The problems encountered with blind epidural injections include erroneous placement of the needle, difficulty in entering the epidural space, the risk of a dural puncture, post dural puncture headaches, a rare but serious risk of spinal cord trauma, and the risk of intrathecal steroid injections causing adhesive arachnoiditis and intravascular injection even after negative aspiration 1)
Epidural Steroid Injection Complications have increased with the growing number of procedures.
Headache is a potential complication of epidural injection.
Inadvertent intravascular injection during epidural steroid injection can result in complications and can be detected with CT fluoroscopy. The incidence was similar to that in previous reports using conventional fluoroscopy. Technical factors such as the “double-tap” on CT fluoroscopy following contrast injection, assessment for discordance between injected and visualized contrast volume, and maintenance of an appropriate FOV facilitate the detection of such events 2).

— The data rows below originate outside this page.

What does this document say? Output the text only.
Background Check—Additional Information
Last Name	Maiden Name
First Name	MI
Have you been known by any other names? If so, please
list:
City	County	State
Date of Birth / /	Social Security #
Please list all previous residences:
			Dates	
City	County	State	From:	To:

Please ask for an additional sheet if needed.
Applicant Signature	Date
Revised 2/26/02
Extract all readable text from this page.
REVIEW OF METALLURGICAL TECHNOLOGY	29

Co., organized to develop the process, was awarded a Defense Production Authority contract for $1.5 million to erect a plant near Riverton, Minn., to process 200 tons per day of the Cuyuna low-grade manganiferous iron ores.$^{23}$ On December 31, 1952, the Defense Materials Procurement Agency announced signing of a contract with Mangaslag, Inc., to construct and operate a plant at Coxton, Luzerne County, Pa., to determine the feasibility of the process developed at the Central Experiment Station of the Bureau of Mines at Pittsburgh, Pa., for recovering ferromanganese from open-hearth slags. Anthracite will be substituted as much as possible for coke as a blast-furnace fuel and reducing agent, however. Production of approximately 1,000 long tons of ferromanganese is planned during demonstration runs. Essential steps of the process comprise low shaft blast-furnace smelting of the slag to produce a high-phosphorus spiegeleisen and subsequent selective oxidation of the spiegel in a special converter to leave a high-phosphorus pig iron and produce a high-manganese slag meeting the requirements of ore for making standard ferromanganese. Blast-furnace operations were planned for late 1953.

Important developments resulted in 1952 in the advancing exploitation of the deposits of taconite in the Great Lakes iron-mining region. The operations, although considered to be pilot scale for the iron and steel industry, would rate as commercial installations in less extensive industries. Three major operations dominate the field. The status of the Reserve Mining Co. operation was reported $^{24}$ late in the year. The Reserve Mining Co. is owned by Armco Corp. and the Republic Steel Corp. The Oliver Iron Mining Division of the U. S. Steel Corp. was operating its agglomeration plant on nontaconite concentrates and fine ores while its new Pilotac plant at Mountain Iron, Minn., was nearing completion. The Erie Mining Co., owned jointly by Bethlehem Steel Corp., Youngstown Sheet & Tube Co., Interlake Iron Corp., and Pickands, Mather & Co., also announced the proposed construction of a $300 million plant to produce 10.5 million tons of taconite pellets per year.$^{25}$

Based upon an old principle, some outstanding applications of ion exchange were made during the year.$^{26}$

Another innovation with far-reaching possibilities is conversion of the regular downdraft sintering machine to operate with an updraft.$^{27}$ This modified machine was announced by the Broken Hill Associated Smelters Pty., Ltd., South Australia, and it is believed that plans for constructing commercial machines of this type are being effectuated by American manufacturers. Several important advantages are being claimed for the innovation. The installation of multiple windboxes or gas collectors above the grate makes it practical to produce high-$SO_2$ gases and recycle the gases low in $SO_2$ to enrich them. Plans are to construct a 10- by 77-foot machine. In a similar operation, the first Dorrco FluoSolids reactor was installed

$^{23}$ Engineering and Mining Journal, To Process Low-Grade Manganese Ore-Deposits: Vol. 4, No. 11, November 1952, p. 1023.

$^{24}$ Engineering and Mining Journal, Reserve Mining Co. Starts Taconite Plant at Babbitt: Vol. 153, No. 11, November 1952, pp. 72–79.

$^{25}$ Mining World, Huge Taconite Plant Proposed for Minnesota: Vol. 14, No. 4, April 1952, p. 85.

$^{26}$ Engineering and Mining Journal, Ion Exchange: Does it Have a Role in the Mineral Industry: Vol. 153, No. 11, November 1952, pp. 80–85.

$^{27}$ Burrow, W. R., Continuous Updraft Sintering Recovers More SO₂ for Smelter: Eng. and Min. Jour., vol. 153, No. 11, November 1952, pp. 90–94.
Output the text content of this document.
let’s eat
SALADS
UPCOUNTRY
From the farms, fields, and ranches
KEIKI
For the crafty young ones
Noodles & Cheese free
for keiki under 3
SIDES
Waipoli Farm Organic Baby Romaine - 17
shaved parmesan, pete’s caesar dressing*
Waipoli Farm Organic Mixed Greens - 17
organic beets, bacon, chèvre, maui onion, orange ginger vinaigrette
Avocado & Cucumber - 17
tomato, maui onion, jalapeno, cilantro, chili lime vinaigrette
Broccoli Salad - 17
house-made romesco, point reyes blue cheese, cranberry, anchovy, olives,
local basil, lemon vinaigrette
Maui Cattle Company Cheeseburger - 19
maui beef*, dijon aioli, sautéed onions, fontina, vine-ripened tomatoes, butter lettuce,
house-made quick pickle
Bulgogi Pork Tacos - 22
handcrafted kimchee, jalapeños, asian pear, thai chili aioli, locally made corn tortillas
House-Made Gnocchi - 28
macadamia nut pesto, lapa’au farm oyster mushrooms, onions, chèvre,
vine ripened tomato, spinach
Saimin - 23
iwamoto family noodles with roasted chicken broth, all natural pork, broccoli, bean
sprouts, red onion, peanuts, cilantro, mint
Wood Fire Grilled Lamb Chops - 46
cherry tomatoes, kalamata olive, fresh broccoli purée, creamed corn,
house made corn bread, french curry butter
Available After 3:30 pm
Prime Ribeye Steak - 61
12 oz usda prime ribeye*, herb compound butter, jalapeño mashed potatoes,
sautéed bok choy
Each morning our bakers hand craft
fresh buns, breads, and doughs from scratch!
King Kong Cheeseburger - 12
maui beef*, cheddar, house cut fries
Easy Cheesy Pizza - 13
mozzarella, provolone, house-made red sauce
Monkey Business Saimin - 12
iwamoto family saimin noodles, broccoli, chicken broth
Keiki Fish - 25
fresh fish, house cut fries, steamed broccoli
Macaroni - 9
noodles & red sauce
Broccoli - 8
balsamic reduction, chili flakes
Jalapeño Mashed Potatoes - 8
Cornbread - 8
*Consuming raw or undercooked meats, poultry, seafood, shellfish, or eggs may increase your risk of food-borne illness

On April 23, 2014, the Food and Drug Administration (FDA) issued a letter of warning that injection of corticosteroids into the epidural space of the spine may result in rare, but serious adverse events, including “loss of vision, stroke, paralysis, and death.” The advisory also advocated that patients should discuss the benefits and risks of epidural corticosteroid injections with their health care professionals, along with the benefits and risks associated with other possible treatments. In addition, the FDA stated that the effectiveness and safety of the corticosteroids for epidural use have not been established, and the FDA has not approved corticosteroids for such use. To raise awareness of the risks of epidural corticosteroid injections in the medical community, the FDA's Safe Use Initiative convened a panel of experts including pain management experts to help define the techniques for such injections with the aim of reducing preventable harm. The panel was unable to reach an agreement on 20 proposed items related to technical aspects of performing epidural injections. Subsequently, the FDA issued the above referenced warning and a notice that a panel will be convened in November 2014.
The evidence shows the superiority of steroids in managing lumbar disc herniation utilizing caudal and lumbar interlaminar approaches without any significant difference as compared to transforaminal approaches, either with local anesthetic alone or local anesthetic and steroids combined. Manchikanti et al. request that the FDA modify the warning based on the evidence 3).